Posted by Ray on March 18, 2008 under Main | Be the First to Comment

This week was a historic week by anyone’s means of measurement. We witnessed a catastrophe that was beyond all belief, Bear Sterns went out of business. To say we were stunned is an understatement.

While it is no secret that Annuity IQ knew the housing market was going to implode (it was written about on this very blog over a year ago) the shear scope of the situation is beyond belief. The sub-prime debacle is being blamed for this implosion, but it is not just sub-prime, it is AAA rated borrowers who are now falling behind to the banks.

The Fed, in their infinite wisdom, greatly underestimated this entire situation and they still are. The buyout of Bear Sterns by JP Morgan saved the markets as the 5th largest broker in the world declaring bankruptcy would have caused unbelievable carnage in the equity markets. The problem is Bear was not the only one in trouble, rumors are abundant that Lehman Brothers and even Merrill are still in trouble.

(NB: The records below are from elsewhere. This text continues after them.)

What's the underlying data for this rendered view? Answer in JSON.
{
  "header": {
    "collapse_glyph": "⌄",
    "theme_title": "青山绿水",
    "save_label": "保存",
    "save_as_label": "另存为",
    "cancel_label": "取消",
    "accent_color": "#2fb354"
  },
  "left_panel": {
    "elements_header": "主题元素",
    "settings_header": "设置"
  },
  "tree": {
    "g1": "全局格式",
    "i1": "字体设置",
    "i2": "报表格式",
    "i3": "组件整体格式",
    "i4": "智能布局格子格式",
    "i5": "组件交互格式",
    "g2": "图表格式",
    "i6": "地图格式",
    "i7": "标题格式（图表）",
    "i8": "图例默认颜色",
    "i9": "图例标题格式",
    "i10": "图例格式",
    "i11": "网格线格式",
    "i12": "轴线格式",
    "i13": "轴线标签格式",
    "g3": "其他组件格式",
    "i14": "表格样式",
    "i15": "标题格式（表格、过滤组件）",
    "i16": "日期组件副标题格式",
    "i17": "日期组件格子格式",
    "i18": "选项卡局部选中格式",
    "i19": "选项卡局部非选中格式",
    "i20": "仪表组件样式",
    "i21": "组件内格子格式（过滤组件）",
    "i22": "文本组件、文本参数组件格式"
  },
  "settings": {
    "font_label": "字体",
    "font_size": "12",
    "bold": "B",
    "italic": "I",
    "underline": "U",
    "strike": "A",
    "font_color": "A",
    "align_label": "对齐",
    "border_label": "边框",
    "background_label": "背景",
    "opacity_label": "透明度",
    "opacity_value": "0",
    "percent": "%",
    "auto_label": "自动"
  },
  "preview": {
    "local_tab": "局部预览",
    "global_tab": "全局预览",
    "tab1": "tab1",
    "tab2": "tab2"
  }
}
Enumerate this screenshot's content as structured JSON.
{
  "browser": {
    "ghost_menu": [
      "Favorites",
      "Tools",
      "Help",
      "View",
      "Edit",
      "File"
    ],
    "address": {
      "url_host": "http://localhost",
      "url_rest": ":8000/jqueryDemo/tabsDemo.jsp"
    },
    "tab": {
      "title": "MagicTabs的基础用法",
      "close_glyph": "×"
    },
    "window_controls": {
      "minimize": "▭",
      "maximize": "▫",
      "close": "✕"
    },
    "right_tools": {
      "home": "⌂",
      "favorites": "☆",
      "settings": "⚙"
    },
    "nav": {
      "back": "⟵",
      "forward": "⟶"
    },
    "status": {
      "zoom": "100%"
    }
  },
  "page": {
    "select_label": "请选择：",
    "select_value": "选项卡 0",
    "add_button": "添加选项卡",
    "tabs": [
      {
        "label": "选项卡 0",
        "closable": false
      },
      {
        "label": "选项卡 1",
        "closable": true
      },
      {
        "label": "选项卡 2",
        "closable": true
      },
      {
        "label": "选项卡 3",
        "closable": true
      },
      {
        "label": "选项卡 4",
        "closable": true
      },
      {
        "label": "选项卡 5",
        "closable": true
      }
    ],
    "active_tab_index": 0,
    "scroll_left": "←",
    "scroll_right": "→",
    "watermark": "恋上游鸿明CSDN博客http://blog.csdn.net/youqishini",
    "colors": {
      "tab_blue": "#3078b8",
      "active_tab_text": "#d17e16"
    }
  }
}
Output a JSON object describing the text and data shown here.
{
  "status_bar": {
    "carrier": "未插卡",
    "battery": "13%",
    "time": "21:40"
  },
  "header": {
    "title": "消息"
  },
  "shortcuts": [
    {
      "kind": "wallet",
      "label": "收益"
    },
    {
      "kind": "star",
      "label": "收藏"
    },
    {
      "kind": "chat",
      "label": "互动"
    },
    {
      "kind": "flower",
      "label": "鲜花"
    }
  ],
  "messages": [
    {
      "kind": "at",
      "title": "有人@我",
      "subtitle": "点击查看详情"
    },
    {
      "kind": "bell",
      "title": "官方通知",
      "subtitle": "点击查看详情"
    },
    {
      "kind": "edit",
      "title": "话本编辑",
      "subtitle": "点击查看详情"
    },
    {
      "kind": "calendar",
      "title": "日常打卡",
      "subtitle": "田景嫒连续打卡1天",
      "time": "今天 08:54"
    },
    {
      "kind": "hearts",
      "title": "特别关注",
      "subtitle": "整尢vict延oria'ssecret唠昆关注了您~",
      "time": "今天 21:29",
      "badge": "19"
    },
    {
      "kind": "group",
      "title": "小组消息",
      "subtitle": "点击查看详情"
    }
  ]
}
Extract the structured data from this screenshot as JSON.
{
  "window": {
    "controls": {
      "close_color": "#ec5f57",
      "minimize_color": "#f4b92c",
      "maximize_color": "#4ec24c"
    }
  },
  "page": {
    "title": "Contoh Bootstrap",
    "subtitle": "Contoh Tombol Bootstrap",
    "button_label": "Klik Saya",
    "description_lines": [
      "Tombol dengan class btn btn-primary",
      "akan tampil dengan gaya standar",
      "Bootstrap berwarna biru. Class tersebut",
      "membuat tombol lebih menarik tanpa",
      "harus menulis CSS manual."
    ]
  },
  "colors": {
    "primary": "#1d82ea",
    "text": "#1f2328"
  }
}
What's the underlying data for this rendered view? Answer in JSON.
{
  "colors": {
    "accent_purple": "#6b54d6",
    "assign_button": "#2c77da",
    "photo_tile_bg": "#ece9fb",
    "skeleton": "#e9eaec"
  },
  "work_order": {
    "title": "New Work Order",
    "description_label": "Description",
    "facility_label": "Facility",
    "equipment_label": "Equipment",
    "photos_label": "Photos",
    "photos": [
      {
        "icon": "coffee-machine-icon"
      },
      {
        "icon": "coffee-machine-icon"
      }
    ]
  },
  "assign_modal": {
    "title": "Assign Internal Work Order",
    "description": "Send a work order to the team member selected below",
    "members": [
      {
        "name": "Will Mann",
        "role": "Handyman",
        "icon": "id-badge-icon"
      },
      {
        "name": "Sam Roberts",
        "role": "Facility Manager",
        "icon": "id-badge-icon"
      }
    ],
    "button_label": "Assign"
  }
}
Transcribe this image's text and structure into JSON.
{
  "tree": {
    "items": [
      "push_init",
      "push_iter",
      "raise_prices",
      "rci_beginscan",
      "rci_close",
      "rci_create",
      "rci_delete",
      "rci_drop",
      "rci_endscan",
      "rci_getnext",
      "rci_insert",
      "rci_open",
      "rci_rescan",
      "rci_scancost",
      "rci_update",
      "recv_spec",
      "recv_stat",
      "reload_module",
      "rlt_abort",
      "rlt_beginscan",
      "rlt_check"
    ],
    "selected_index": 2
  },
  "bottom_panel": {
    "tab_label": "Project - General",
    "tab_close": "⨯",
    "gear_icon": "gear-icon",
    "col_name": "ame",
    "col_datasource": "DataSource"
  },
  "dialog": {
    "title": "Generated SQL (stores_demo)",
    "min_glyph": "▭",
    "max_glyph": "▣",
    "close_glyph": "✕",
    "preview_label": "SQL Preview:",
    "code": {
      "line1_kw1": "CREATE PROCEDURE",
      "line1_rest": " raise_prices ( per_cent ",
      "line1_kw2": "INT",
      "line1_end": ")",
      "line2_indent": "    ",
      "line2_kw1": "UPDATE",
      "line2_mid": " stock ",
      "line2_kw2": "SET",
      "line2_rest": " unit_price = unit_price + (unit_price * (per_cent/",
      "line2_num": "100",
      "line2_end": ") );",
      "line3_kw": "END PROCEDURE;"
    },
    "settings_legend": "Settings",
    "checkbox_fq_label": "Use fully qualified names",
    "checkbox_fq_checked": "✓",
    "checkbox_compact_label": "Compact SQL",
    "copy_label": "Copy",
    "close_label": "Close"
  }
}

What can stop this liquidity problem? Nothing, in short. The Fed has pumped over a Trillion dollars into the banking system over recent months and it has done little to ease the pain. Years of mismanagement from the banks and the executives led to their very destruction. This industry has hated regulations and restrictions literally begging the government to stop regulating them, but now they are begging for tax payer dollars to bail them out.

While this is the only time we would ever advocate a bailout for the free markets, it is clear that not all of the guilty parties should be left off the hook. Bonuses need to be repaid to depositors and shareholders, CEO’s need to be fired and investigated and, yes, some banks need to fail altogether after all this is a capitalistic market system we have, survival of the fittest. It is also impossible to bailout the entire financial system as it is too large for the Fed to save on its own.

How does this relate to variable annuities? Well, read on.

Running a pro-annuity website leads to a lot of hate mail from the people who hate variable annuities. We receive many emails saying we are just a propaganda machine and we feed ignorance about a product that is “worthless”. All the pundits say that the guarantees offered by Variable annuities are not worth the cost.

I beg you to say that to the share holder of Bear Sterns who bought the stock a year ago at $170/share, or someone who bought the stock last week at $30/share. These pundits swear by index funds and tactical asset allocation with complete market exposure. While we also advocate market exposure and asset allocation, we also believe that the inherent risk of investing in equities needs to be mitigated by insuring some of your money.

This is where living benefits come into play. While 5% or 6% income a year may not sound like a lot you must consider that those numbers are guaranteed to be based on at least your initial deposit. If you experience positive investment returns then your withdrawals may go up as well. This is called downside protection with upside potential.

No index fund or tactical asset allocation program could have saved you from the carnage of the last 6 months. Nor would it save you from the collapse of the financial system, outside of an annuity. What those investments could do inside of a variable annuity is buy you piece of mind to know you will not loose everything.

So, all you people who write to use saying variable annuities are worthless, all we need to do is to ask you to turn on your TV and look at the returns in the equity markets to make our case. While this market may turn around, those who you guided into investments with no protection and told them to take withdrawals from those funds will never recover.

Those who bought a variable annuity on the other hand are safe in knowing they are guaranteed income forever.